A reconexão com o toque percussivo é ligação direta com o início da vida musical de Karina Buhr. Ela volta a tocar cantando, como fazia quando integrante dos maracatus Estrela Brilhante e Piaba de Ouro, no grupo Comadre Fulozinha – com Isaar e Alessandra Leão – e no Afoxé Ylê de Egbá. “Aí passei por um processo de entender e viver o que era cantar sem o tambor e agora me deu vontade de trazer isso de volta. Sentia uma falta física já, foi uma necessidade mesmo”, explica.
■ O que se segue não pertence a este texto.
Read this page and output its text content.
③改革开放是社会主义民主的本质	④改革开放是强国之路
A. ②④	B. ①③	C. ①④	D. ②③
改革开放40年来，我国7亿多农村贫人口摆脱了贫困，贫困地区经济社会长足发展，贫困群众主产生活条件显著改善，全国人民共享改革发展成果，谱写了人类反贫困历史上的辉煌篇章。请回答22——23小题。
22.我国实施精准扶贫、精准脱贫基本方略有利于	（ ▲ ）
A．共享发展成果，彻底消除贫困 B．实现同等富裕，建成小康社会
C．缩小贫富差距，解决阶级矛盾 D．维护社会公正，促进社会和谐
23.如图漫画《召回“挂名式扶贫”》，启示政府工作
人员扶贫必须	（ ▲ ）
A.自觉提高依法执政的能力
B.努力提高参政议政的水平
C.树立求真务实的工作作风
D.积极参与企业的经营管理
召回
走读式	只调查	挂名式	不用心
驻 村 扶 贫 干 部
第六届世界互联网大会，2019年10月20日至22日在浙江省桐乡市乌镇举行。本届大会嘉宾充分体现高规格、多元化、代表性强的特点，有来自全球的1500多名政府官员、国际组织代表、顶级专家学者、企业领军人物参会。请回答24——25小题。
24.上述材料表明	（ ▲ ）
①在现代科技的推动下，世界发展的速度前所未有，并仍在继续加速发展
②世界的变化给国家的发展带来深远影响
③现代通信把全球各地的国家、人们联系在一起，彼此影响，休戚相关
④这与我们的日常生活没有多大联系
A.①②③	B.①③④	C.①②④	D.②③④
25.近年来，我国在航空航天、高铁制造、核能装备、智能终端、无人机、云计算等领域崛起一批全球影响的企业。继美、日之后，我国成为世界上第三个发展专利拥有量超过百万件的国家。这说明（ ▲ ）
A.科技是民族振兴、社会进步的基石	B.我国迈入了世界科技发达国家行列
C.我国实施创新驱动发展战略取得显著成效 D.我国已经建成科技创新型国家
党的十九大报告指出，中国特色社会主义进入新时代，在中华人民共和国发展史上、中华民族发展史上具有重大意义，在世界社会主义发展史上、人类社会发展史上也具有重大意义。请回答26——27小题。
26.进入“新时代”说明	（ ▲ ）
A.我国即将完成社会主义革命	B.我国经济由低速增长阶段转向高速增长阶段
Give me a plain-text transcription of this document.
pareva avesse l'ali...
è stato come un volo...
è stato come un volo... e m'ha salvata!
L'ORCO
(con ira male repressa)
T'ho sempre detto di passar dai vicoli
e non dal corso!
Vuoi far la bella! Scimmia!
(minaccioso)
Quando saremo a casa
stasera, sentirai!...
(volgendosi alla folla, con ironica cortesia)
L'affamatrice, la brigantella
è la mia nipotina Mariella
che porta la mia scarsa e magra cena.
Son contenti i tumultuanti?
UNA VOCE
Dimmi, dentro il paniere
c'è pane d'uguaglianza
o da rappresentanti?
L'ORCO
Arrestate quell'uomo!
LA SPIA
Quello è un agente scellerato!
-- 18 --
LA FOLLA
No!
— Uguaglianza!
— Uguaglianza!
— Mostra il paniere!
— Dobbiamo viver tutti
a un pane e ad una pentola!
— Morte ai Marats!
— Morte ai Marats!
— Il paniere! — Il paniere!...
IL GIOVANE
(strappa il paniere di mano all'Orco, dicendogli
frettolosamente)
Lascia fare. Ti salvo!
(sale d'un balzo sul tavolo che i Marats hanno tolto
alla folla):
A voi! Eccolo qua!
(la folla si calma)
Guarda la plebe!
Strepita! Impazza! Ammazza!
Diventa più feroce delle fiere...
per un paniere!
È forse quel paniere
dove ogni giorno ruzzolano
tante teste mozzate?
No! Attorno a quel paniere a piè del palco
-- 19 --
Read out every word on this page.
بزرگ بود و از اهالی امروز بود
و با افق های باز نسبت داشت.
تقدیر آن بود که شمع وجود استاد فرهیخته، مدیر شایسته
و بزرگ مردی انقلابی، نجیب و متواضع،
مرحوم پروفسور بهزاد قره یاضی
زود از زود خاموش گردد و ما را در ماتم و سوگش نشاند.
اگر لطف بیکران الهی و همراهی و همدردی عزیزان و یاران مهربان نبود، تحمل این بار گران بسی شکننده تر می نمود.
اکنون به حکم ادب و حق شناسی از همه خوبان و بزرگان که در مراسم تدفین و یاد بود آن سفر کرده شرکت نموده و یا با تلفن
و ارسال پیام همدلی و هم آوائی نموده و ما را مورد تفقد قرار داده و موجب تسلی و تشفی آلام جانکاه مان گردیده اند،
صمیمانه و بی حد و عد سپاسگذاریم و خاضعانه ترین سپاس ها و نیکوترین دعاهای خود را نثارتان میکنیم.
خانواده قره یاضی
Com a cultura e a arte enfrentando um cenário complicado de sobrevivência no Brasil, ela lembra que o combate através do pensamento, da discussão e da produção de ideias sempre foi questão presente para ela.
“O que acontece agora é que é muito mais grave, é um governo fascista que está aí enquanto imprensa e instituições estão, em sua maioria, com algum tipo de câimbra”, opina. “Tudo então se torna absurdamente mais difícil, mas o que mais me preocupa é que as pessoas que já eram desassistidas e perseguidas pelo Estado agora vivem o maior terror de todos. O Brasil é colonial, racista, e agora está tudo completamente escancarado. A visão de eliminar o outro é incentivada diariamente pelo criminoso que ocupa a presidência”.
Como ela mesma pontua no início da conversa, Desmanche versa sobre diluir o que há de ruim, mas também sobre aproveitar as mudanças boas, como um banho de renascimento. “O que me motiva é que fazer músicas e outros tipos de arte me mantém viva, mantém todo mundo que faz, aprecia e consome vivos. A não ser que, dependendo da cor da sua pele, apareça a polícia na sua frente. Eu amo profundamente o carnaval, o Rec–Beat faz parte disso e fico feliz demais de lançar o Desmanche aqui, na beira do Rio”.